UPDATE 7:15pm: As Kevy and Saboya have mentioned in comments, the DOW at the moment counts very well as threes in its subwaves and is actually making a nice potential expanding triangle. I forgot to mention this pattern in my update but if the markets do not make a wave (v) push, then by all means, this pattern could be the ticket and produce a nice [e] wave bear move down. Of course, an [e] wave implies reversal yet again to the upside once it finishes so be on your toes. An [e] wave should be a zigzag and not a 5 wave move....So there are clues.
Its a game of gap ups and down.
In my opinion, the SPX hasn't made a 5 wave move up overall from its recent 1083 low. I have today's high marked as a wave (iii) of [i] of C of (Z). A wave (iv) should not breech wave (i)'s price territory except under certain circumstances (leading or ending diagonal). This isn;t one of those cicumstances.

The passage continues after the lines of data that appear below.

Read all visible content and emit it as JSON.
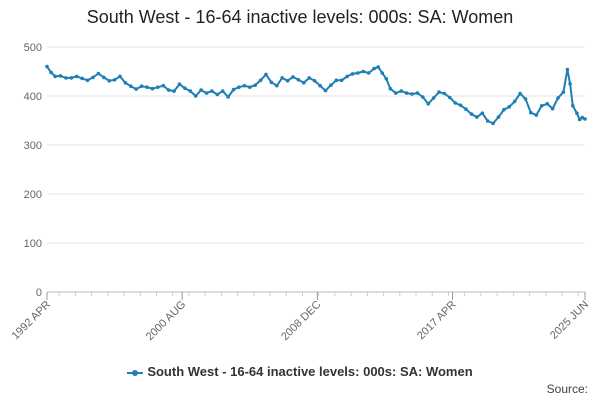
{
  "chart_data": {
    "type": "line",
    "title": "South West - 16-64 inactive levels: 000s: SA: Women",
    "xlabel": "",
    "ylabel": "",
    "ylim": [
      0,
      500
    ],
    "yticks": [
      0,
      100,
      200,
      300,
      400,
      500
    ],
    "xtick_labels": [
      "1992 APR",
      "2000 AUG",
      "2008 DEC",
      "2017 APR",
      "2025 JUN"
    ],
    "xtick_dates": [
      "1992-04",
      "2000-08",
      "2008-12",
      "2017-04",
      "2025-06"
    ],
    "grid": true,
    "legend_position": "bottom",
    "series": [
      {
        "name": "South West - 16-64 inactive levels: 000s: SA: Women",
        "color": "#1f7fb4",
        "points": [
          [
            "1992-04",
            460
          ],
          [
            "1992-07",
            448
          ],
          [
            "1992-10",
            440
          ],
          [
            "1993-02",
            441
          ],
          [
            "1993-06",
            437
          ],
          [
            "1993-10",
            437
          ],
          [
            "1994-02",
            440
          ],
          [
            "1994-06",
            436
          ],
          [
            "1994-10",
            432
          ],
          [
            "1995-02",
            438
          ],
          [
            "1995-06",
            446
          ],
          [
            "1995-10",
            438
          ],
          [
            "1996-02",
            431
          ],
          [
            "1996-06",
            433
          ],
          [
            "1996-10",
            440
          ],
          [
            "1997-02",
            427
          ],
          [
            "1997-06",
            420
          ],
          [
            "1997-10",
            414
          ],
          [
            "1998-02",
            420
          ],
          [
            "1998-06",
            418
          ],
          [
            "1998-10",
            415
          ],
          [
            "1999-02",
            418
          ],
          [
            "1999-06",
            421
          ],
          [
            "1999-10",
            412
          ],
          [
            "2000-02",
            410
          ],
          [
            "2000-06",
            424
          ],
          [
            "2000-10",
            416
          ],
          [
            "2001-02",
            410
          ],
          [
            "2001-06",
            400
          ],
          [
            "2001-10",
            412
          ],
          [
            "2002-02",
            406
          ],
          [
            "2002-06",
            410
          ],
          [
            "2002-10",
            403
          ],
          [
            "2003-02",
            410
          ],
          [
            "2003-06",
            398
          ],
          [
            "2003-10",
            413
          ],
          [
            "2004-02",
            418
          ],
          [
            "2004-06",
            421
          ],
          [
            "2004-10",
            418
          ],
          [
            "2005-02",
            422
          ],
          [
            "2005-06",
            432
          ],
          [
            "2005-10",
            444
          ],
          [
            "2006-02",
            428
          ],
          [
            "2006-06",
            421
          ],
          [
            "2006-10",
            437
          ],
          [
            "2007-02",
            431
          ],
          [
            "2007-06",
            439
          ],
          [
            "2007-10",
            433
          ],
          [
            "2008-02",
            427
          ],
          [
            "2008-06",
            437
          ],
          [
            "2008-10",
            431
          ],
          [
            "2009-02",
            421
          ],
          [
            "2009-06",
            411
          ],
          [
            "2009-10",
            422
          ],
          [
            "2010-02",
            432
          ],
          [
            "2010-06",
            432
          ],
          [
            "2010-10",
            440
          ],
          [
            "2011-02",
            445
          ],
          [
            "2011-06",
            447
          ],
          [
            "2011-10",
            450
          ],
          [
            "2012-02",
            447
          ],
          [
            "2012-06",
            456
          ],
          [
            "2012-09",
            459
          ],
          [
            "2012-12",
            447
          ],
          [
            "2013-03",
            435
          ],
          [
            "2013-06",
            415
          ],
          [
            "2013-10",
            406
          ],
          [
            "2014-02",
            410
          ],
          [
            "2014-06",
            406
          ],
          [
            "2014-10",
            404
          ],
          [
            "2015-02",
            406
          ],
          [
            "2015-06",
            398
          ],
          [
            "2015-10",
            384
          ],
          [
            "2016-02",
            396
          ],
          [
            "2016-06",
            408
          ],
          [
            "2016-10",
            405
          ],
          [
            "2017-02",
            397
          ],
          [
            "2017-06",
            386
          ],
          [
            "2017-10",
            381
          ],
          [
            "2018-02",
            373
          ],
          [
            "2018-06",
            363
          ],
          [
            "2018-10",
            357
          ],
          [
            "2019-02",
            365
          ],
          [
            "2019-06",
            349
          ],
          [
            "2019-10",
            344
          ],
          [
            "2020-02",
            357
          ],
          [
            "2020-06",
            372
          ],
          [
            "2020-10",
            378
          ],
          [
            "2021-02",
            389
          ],
          [
            "2021-06",
            405
          ],
          [
            "2021-10",
            394
          ],
          [
            "2022-02",
            366
          ],
          [
            "2022-06",
            361
          ],
          [
            "2022-10",
            380
          ],
          [
            "2023-02",
            384
          ],
          [
            "2023-06",
            374
          ],
          [
            "2023-10",
            396
          ],
          [
            "2024-02",
            408
          ],
          [
            "2024-05",
            454
          ],
          [
            "2024-07",
            425
          ],
          [
            "2024-09",
            380
          ],
          [
            "2024-12",
            365
          ],
          [
            "2025-02",
            352
          ],
          [
            "2025-04",
            356
          ],
          [
            "2025-06",
            353
          ]
        ]
      }
    ]
  },
  "legend": {
    "label": "South West - 16-64 inactive levels: 000s: SA: Women"
  },
  "source": {
    "label": "Source:"
  }
}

So tomorrow we should see the wave (iv) trace out if thats whats happening. Then a new high on the SPX would be a Minute [i] of Minor C of Intermediate zigzag (Z) to P2 peak. Refer to this chart for that count
If wave (i) price territory is breeched prior to the SPX making a new squeaker high tomorrow, then something else is going on and its likely not wave C of (Z).
So thats how I look at things tomorrow/Wednesday. If the market traces sideways and makes a new high above 1112.28 prior to breeching the price area of 1099.06, then Minute [i] of C of (Z) is a viable count. If 1099.06 is breeched prior to the SPX making a wave (v) push, then that is bearish. Potentially very bearish.